Jail gave us crazy hallway talk-a-thons, and midnight stoop confessions. I laughed at neighbors’ tales of faking illness to get out of jail and into a hospital, or masturbating so much it hurt. At some point, the tone shifted. I heard of rape, or learning an aunt or grandpa died after the funeral, or coming out and their child not running into their arms. They gasped, mid-sentence, as if drowning in themselves.
It is easy to get caught out there. Lord. I’ve seen old men stopped and frisked, and teens carrying groceries. My ex-roommate, a Nigerian student, went out for a loosie, and came back wild eyed and sweaty. The police stopped and frisked him. His hands shook while lighting the cigarette. I tried to avoid that fate with middle-class camouflage. Nice clothes. Nice diction. Didn’t work. I was busted for an unpaid fine. The cop clamped handcuffs on me. I spent 16 hours in jail. I paced the dirty cell in an endless circle, breathing in and out slowly.
After I paid the fine, and was released that night in jail plummeted somewhere inside me. I’m not sure what happens there. I’m not sure I can open it again.
Breath Work
Helicopters circled the city, needling the protests below with thin spotlights. I stood on the roof under a purple New York night, scrolling my Facebook feed and seeing friends’ protest photos. A beatific glow shined on them. The truth that guided them was so sacred and so strong. They marched fearlessly into rows of police armored in riot gear.
Text after text came.
“Are you coming?” “We’ll be at this rally. Join!” “We’re bringing this system DOWN.”
“Maybe,” I texted back. I knew I was going. But the video had to be seen first. Googling up George Floyd, I saw his face on screen, lifted it to sky where he looked like a patron saint, a big handsome man that could blow the helicopters away.
The link to his recorded murder was there and I pressed it. A wobbly camera showed three cops crushing him with their knees. “I can’t breathe man.

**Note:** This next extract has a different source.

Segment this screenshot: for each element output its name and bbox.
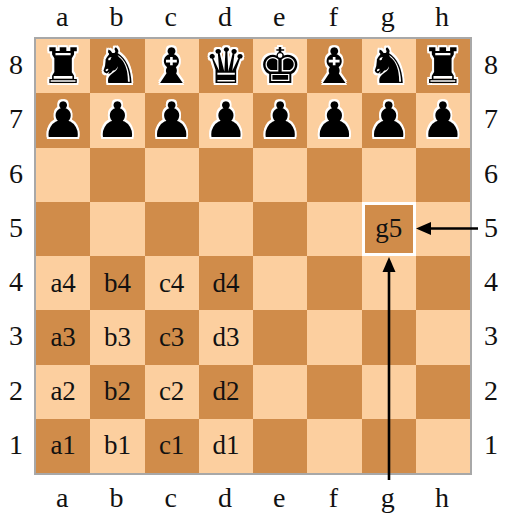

Please.” Chauvin grinds his knee into Floyd’s neck. “I can’t move”. He gasps. “Mama.” Eyes shut. No breathing. I stopped the video.

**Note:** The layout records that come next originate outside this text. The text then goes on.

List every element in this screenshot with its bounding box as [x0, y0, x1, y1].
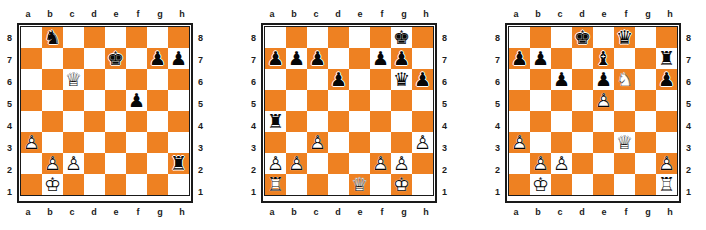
black-pawn-icon: ♟ [530, 48, 551, 69]
board-grid: ♚♛♟♟♝♜♟♟♞♘♟♟♙♟♙♛♕♟♙♟♙♟♙♚♔♜♖ [509, 27, 677, 195]
black-pawn-icon: ♟ [391, 48, 412, 69]
square-b3 [42, 132, 63, 153]
rank-label-7: 7 [246, 49, 261, 71]
white-pawn-icon: ♟♙ [63, 153, 84, 174]
square-h2: ♟♙ [656, 153, 677, 174]
square-e4 [593, 111, 614, 132]
square-g6 [635, 69, 656, 90]
square-h7: ♜ [656, 48, 677, 69]
square-g1: ♚♔ [391, 174, 412, 195]
file-label-e: e [349, 206, 371, 219]
black-bishop-icon: ♝ [593, 48, 614, 69]
square-d4 [572, 111, 593, 132]
square-h3: ♟♙ [412, 132, 433, 153]
file-labels-bottom: abcdefgh [2, 206, 208, 219]
file-label-e: e [593, 8, 615, 21]
rank-label-6: 6 [490, 71, 505, 93]
square-f2: ♟♙ [370, 153, 391, 174]
square-b4 [42, 111, 63, 132]
file-label-b: b [527, 206, 549, 219]
square-b7: ♟ [286, 48, 307, 69]
white-king-icon: ♚♔ [42, 174, 63, 195]
board-middle: 87654321 ♚♟♟♟♟♟♟♛♟♜♟♙♟♙♟♙♟♙♟♙♟♙♜♖♛♕♚♔ 87… [246, 23, 452, 203]
square-b8 [530, 27, 551, 48]
black-queen-icon: ♛ [391, 69, 412, 90]
file-label-c: c [305, 206, 327, 219]
file-label-e: e [105, 206, 127, 219]
file-label-a: a [17, 8, 39, 21]
square-h6: ♟ [412, 69, 433, 90]
file-label-h: h [415, 206, 437, 219]
board-grid: ♚♟♟♟♟♟♟♛♟♜♟♙♟♙♟♙♟♙♟♙♟♙♜♖♛♕♚♔ [265, 27, 433, 195]
white-pawn-icon: ♟♙ [307, 132, 328, 153]
rank-label-2: 2 [2, 159, 17, 181]
board-middle: 87654321 ♚♛♟♟♝♜♟♟♞♘♟♟♙♟♙♛♕♟♙♟♙♟♙♚♔♜♖ 876… [490, 23, 696, 203]
square-f2 [126, 153, 147, 174]
file-label-f: f [127, 8, 149, 21]
square-d4 [328, 111, 349, 132]
square-d5 [84, 90, 105, 111]
square-b7: ♟ [530, 48, 551, 69]
label-spacer [246, 8, 261, 21]
rank-label-5: 5 [193, 93, 208, 115]
square-f3: ♛♕ [614, 132, 635, 153]
label-spacer [246, 206, 261, 219]
square-f7 [614, 48, 635, 69]
file-labels-top: abcdefgh [246, 8, 452, 21]
square-b5 [286, 90, 307, 111]
square-h8 [412, 27, 433, 48]
square-c1 [63, 174, 84, 195]
black-pawn-icon: ♟ [286, 48, 307, 69]
rank-labels-right: 87654321 [681, 23, 696, 203]
square-a2: ♟♙ [265, 153, 286, 174]
white-pawn-icon: ♟♙ [530, 153, 551, 174]
square-b1: ♚♔ [42, 174, 63, 195]
square-h7: ♟ [168, 48, 189, 69]
white-queen-icon: ♛♕ [63, 69, 84, 90]
square-h4 [168, 111, 189, 132]
square-g7 [635, 48, 656, 69]
rank-label-7: 7 [681, 49, 696, 71]
file-label-g: g [637, 206, 659, 219]
square-b2: ♟♙ [286, 153, 307, 174]
square-d7 [328, 48, 349, 69]
square-e5: ♟♙ [593, 90, 614, 111]
square-c6: ♟ [551, 69, 572, 90]
white-pawn-icon: ♟♙ [656, 153, 677, 174]
square-g5 [635, 90, 656, 111]
square-h8 [656, 27, 677, 48]
square-h5 [656, 90, 677, 111]
square-b6 [42, 69, 63, 90]
square-e5 [349, 90, 370, 111]
square-f1 [126, 174, 147, 195]
file-label-c: c [549, 8, 571, 21]
square-a7: ♟ [265, 48, 286, 69]
square-d2 [328, 153, 349, 174]
file-label-a: a [261, 206, 283, 219]
square-g4 [147, 111, 168, 132]
square-e7 [349, 48, 370, 69]
square-f5 [370, 90, 391, 111]
square-e2 [593, 153, 614, 174]
rank-label-7: 7 [193, 49, 208, 71]
black-pawn-icon: ♟ [593, 69, 614, 90]
square-h5 [168, 90, 189, 111]
square-g2 [635, 153, 656, 174]
square-e6: ♟ [593, 69, 614, 90]
square-d5 [328, 90, 349, 111]
file-label-e: e [593, 206, 615, 219]
square-f6 [126, 69, 147, 90]
square-f2 [614, 153, 635, 174]
square-a3: ♟♙ [509, 132, 530, 153]
square-h6: ♟ [656, 69, 677, 90]
square-e4 [105, 111, 126, 132]
square-b2: ♟♙ [42, 153, 63, 174]
square-c8 [551, 27, 572, 48]
file-label-d: d [327, 8, 349, 21]
square-a8 [21, 27, 42, 48]
white-king-icon: ♚♔ [530, 174, 551, 195]
square-d6 [84, 69, 105, 90]
square-d7 [84, 48, 105, 69]
square-h3 [656, 132, 677, 153]
file-label-f: f [615, 206, 637, 219]
square-b6 [530, 69, 551, 90]
black-pawn-icon: ♟ [370, 48, 391, 69]
file-label-e: e [105, 8, 127, 21]
black-rook-icon: ♜ [168, 153, 189, 174]
square-b4 [530, 111, 551, 132]
square-e7: ♝ [593, 48, 614, 69]
file-label-h: h [415, 8, 437, 21]
square-c2: ♟♙ [551, 153, 572, 174]
rank-label-8: 8 [2, 27, 17, 49]
square-g2 [147, 153, 168, 174]
square-h8 [168, 27, 189, 48]
file-label-f: f [371, 206, 393, 219]
square-a7: ♟ [509, 48, 530, 69]
file-label-d: d [571, 206, 593, 219]
rank-label-3: 3 [193, 137, 208, 159]
rank-label-3: 3 [2, 137, 17, 159]
file-label-g: g [393, 206, 415, 219]
square-d6: ♟ [328, 69, 349, 90]
square-c8 [307, 27, 328, 48]
black-pawn-icon: ♟ [147, 48, 168, 69]
square-a3: ♟♙ [21, 132, 42, 153]
square-d7 [572, 48, 593, 69]
rank-label-2: 2 [437, 159, 452, 181]
square-c5 [551, 90, 572, 111]
square-a6 [265, 69, 286, 90]
white-rook-icon: ♜♖ [656, 174, 677, 195]
square-h3 [168, 132, 189, 153]
rank-label-3: 3 [246, 137, 261, 159]
board-inner: ♚♛♟♟♝♜♟♟♞♘♟♟♙♟♙♛♕♟♙♟♙♟♙♚♔♜♖ [508, 26, 678, 196]
square-f4 [614, 111, 635, 132]
square-g3 [391, 132, 412, 153]
file-label-a: a [505, 8, 527, 21]
square-a2 [509, 153, 530, 174]
rank-label-2: 2 [490, 159, 505, 181]
file-label-h: h [171, 8, 193, 21]
square-h1 [412, 174, 433, 195]
square-h4 [656, 111, 677, 132]
label-spacer [490, 8, 505, 21]
rank-label-4: 4 [246, 115, 261, 137]
chess-diagrams-row: abcdefgh 87654321 ♞♚♟♟♛♕♟♟♙♟♙♟♙♜♚♔ 87654… [0, 0, 706, 219]
square-g3 [147, 132, 168, 153]
rank-label-6: 6 [437, 71, 452, 93]
file-label-h: h [659, 206, 681, 219]
square-h5 [412, 90, 433, 111]
square-d3 [84, 132, 105, 153]
square-c4 [307, 111, 328, 132]
square-c3 [551, 132, 572, 153]
file-label-a: a [505, 206, 527, 219]
square-b8: ♞ [42, 27, 63, 48]
board-inner: ♞♚♟♟♛♕♟♟♙♟♙♟♙♜♚♔ [20, 26, 190, 196]
square-b3 [530, 132, 551, 153]
square-h6 [168, 69, 189, 90]
black-pawn-icon: ♟ [412, 69, 433, 90]
white-queen-icon: ♛♕ [349, 174, 370, 195]
square-a4 [21, 111, 42, 132]
square-h4 [412, 111, 433, 132]
chess-diagram-2: abcdefgh 87654321 ♚♟♟♟♟♟♟♛♟♜♟♙♟♙♟♙♟♙♟♙♟♙… [246, 8, 452, 219]
rank-label-2: 2 [193, 159, 208, 181]
square-c5 [307, 90, 328, 111]
square-c4 [551, 111, 572, 132]
square-c7 [63, 48, 84, 69]
file-label-d: d [83, 8, 105, 21]
square-h1 [168, 174, 189, 195]
rank-label-1: 1 [193, 181, 208, 203]
rank-label-1: 1 [490, 181, 505, 203]
rank-labels-right: 87654321 [437, 23, 452, 203]
square-e3 [349, 132, 370, 153]
file-label-b: b [39, 8, 61, 21]
rank-label-8: 8 [490, 27, 505, 49]
file-labels-bottom: abcdefgh [246, 206, 452, 219]
square-a6 [509, 69, 530, 90]
rank-label-1: 1 [246, 181, 261, 203]
square-f1 [614, 174, 635, 195]
black-queen-icon: ♛ [614, 27, 635, 48]
black-rook-icon: ♜ [265, 111, 286, 132]
square-b3 [286, 132, 307, 153]
square-a1: ♜♖ [265, 174, 286, 195]
square-d2 [84, 153, 105, 174]
rank-label-6: 6 [681, 71, 696, 93]
white-pawn-icon: ♟♙ [21, 132, 42, 153]
square-g2: ♟♙ [391, 153, 412, 174]
square-b7 [42, 48, 63, 69]
square-f4 [370, 111, 391, 132]
square-b4 [286, 111, 307, 132]
black-pawn-icon: ♟ [307, 48, 328, 69]
file-label-g: g [637, 8, 659, 21]
square-e5 [105, 90, 126, 111]
black-pawn-icon: ♟ [265, 48, 286, 69]
square-f3 [126, 132, 147, 153]
square-f5: ♟ [126, 90, 147, 111]
square-d2 [572, 153, 593, 174]
square-a7 [21, 48, 42, 69]
board-grid: ♞♚♟♟♛♕♟♟♙♟♙♟♙♜♚♔ [21, 27, 189, 195]
square-c1 [551, 174, 572, 195]
rank-label-4: 4 [193, 115, 208, 137]
square-b2: ♟♙ [530, 153, 551, 174]
white-knight-icon: ♞♘ [614, 69, 635, 90]
rank-label-4: 4 [437, 115, 452, 137]
square-d1 [572, 174, 593, 195]
file-label-d: d [571, 8, 593, 21]
square-c3 [63, 132, 84, 153]
square-e8 [349, 27, 370, 48]
square-f8 [126, 27, 147, 48]
rank-label-5: 5 [246, 93, 261, 115]
square-d8: ♚ [572, 27, 593, 48]
square-e2 [349, 153, 370, 174]
file-label-c: c [61, 206, 83, 219]
square-e8 [593, 27, 614, 48]
square-g1 [147, 174, 168, 195]
rank-label-8: 8 [193, 27, 208, 49]
square-d1 [328, 174, 349, 195]
rank-label-5: 5 [681, 93, 696, 115]
rank-labels-left: 87654321 [246, 23, 261, 203]
file-label-h: h [171, 206, 193, 219]
file-label-f: f [371, 8, 393, 21]
rank-label-7: 7 [437, 49, 452, 71]
square-a8 [265, 27, 286, 48]
square-e4 [349, 111, 370, 132]
file-label-a: a [17, 206, 39, 219]
file-label-g: g [149, 206, 171, 219]
square-f7 [126, 48, 147, 69]
rank-label-5: 5 [490, 93, 505, 115]
square-f8: ♛ [614, 27, 635, 48]
rank-label-3: 3 [437, 137, 452, 159]
board-frame: ♞♚♟♟♛♕♟♟♙♟♙♟♙♜♚♔ [17, 23, 193, 203]
chess-diagram-3: abcdefgh 87654321 ♚♛♟♟♝♜♟♟♞♘♟♟♙♟♙♛♕♟♙♟♙♟… [490, 8, 696, 219]
rank-label-4: 4 [490, 115, 505, 137]
square-g8 [147, 27, 168, 48]
square-c8 [63, 27, 84, 48]
square-g5 [147, 90, 168, 111]
square-h1: ♜♖ [656, 174, 677, 195]
file-label-f: f [615, 8, 637, 21]
black-pawn-icon: ♟ [509, 48, 530, 69]
white-rook-icon: ♜♖ [265, 174, 286, 195]
board-inner: ♚♟♟♟♟♟♟♛♟♜♟♙♟♙♟♙♟♙♟♙♟♙♜♖♛♕♚♔ [264, 26, 434, 196]
rank-label-4: 4 [2, 115, 17, 137]
square-g3 [635, 132, 656, 153]
square-b5 [530, 90, 551, 111]
square-a2 [21, 153, 42, 174]
square-e8 [105, 27, 126, 48]
rank-labels-left: 87654321 [490, 23, 505, 203]
square-g4 [635, 111, 656, 132]
square-c2 [307, 153, 328, 174]
white-pawn-icon: ♟♙ [286, 153, 307, 174]
file-label-b: b [527, 8, 549, 21]
square-g8 [635, 27, 656, 48]
square-e6 [105, 69, 126, 90]
square-f1 [370, 174, 391, 195]
rank-labels-right: 87654321 [193, 23, 208, 203]
rank-label-8: 8 [681, 27, 696, 49]
rank-label-2: 2 [681, 159, 696, 181]
rank-label-5: 5 [2, 93, 17, 115]
label-spacer [2, 8, 17, 21]
rank-label-4: 4 [681, 115, 696, 137]
square-a1 [21, 174, 42, 195]
square-e3 [593, 132, 614, 153]
square-c5 [63, 90, 84, 111]
square-c6 [307, 69, 328, 90]
file-labels-bottom: abcdefgh [490, 206, 696, 219]
rank-label-7: 7 [2, 49, 17, 71]
square-e1: ♛♕ [349, 174, 370, 195]
square-c7: ♟ [307, 48, 328, 69]
black-rook-icon: ♜ [656, 48, 677, 69]
square-g5 [391, 90, 412, 111]
square-c6: ♛♕ [63, 69, 84, 90]
file-label-d: d [83, 206, 105, 219]
white-pawn-icon: ♟♙ [370, 153, 391, 174]
square-e6 [349, 69, 370, 90]
black-king-icon: ♚ [572, 27, 593, 48]
square-g7: ♟ [391, 48, 412, 69]
square-a6 [21, 69, 42, 90]
white-pawn-icon: ♟♙ [412, 132, 433, 153]
square-f5 [614, 90, 635, 111]
black-pawn-icon: ♟ [168, 48, 189, 69]
file-label-f: f [127, 206, 149, 219]
square-g6: ♛ [391, 69, 412, 90]
white-pawn-icon: ♟♙ [265, 153, 286, 174]
square-d8 [84, 27, 105, 48]
board-middle: 87654321 ♞♚♟♟♛♕♟♟♙♟♙♟♙♜♚♔ 87654321 [2, 23, 208, 203]
board-frame: ♚♛♟♟♝♜♟♟♞♘♟♟♙♟♙♛♕♟♙♟♙♟♙♚♔♜♖ [505, 23, 681, 203]
rank-label-8: 8 [246, 27, 261, 49]
black-king-icon: ♚ [105, 48, 126, 69]
square-h2 [412, 153, 433, 174]
rank-label-3: 3 [681, 137, 696, 159]
rank-label-7: 7 [490, 49, 505, 71]
rank-label-5: 5 [437, 93, 452, 115]
square-f6 [370, 69, 391, 90]
square-a3 [265, 132, 286, 153]
square-h7 [412, 48, 433, 69]
square-f4 [126, 111, 147, 132]
square-d1 [84, 174, 105, 195]
rank-labels-left: 87654321 [2, 23, 17, 203]
file-label-c: c [549, 206, 571, 219]
black-pawn-icon: ♟ [551, 69, 572, 90]
square-h2: ♜ [168, 153, 189, 174]
square-b6 [286, 69, 307, 90]
white-king-icon: ♚♔ [391, 174, 412, 195]
square-a1 [509, 174, 530, 195]
square-d3 [572, 132, 593, 153]
square-f3 [370, 132, 391, 153]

His last words echoed in the night. Helpless and scared, he called for his mother. The father in me wanted to push the cops off and stand him up, wrap my arms around Floyd as if he was my son and tell him he’s safe.
In a way, he was my son. He was my father too. And brother. He was my uncle and grandfather. He was my aunt, sister and mother. He was every one of us, because all of us can see ourselves or someone we love in him. When he died, a piece of us died.
I closed my eyes and Floyd’s face fell like a shooting star down, down into that place where the night in jail was buried in my body. The deeper it went, the more it illuminated. I saw again, Sean Bell in the casket, and remembered how young he looked, and I heard again T. saying how he missed his kid while locked up, and, further in, I saw again Eric Garner, Sandra Bland, Tamir Rice, even deeper, Emmitt Till and the Scottsboro Boys, and the nameless burnt bodies of Black people lynched as white crowds cheered, and, deeper yet, was the memory of white boys in a car, shouted slurs at me and speeding off as I threw a rock, or hearing that my best friend’s dad had called me a “nigger friend.”
The obscene light of Floyd’s death illuminated not my pain but the pain others shared with me, like the night a Black poet told me her sister, a sex worker who sold herself to mostly white men, died of a drug overdose, or a Black man I met walking home at night, lifted his shirt to show me knife scars. Or a close friend, embarrassed at wearing wigs, after years of straightening cream had burned her scalp bald. Story, after story, after story.
Voices poured into the basin of the soul to form a sea larger than space and time. And Floyd’s face touched its surface and it ignited. In that brief moment, the ancestors’ one demand was clear: Take responsibility for that pain and remake this world into one, where everyone we love can breathe.
“Thank you, Floyd,” I said to the sky, “Thank you, brother, for showing the way.”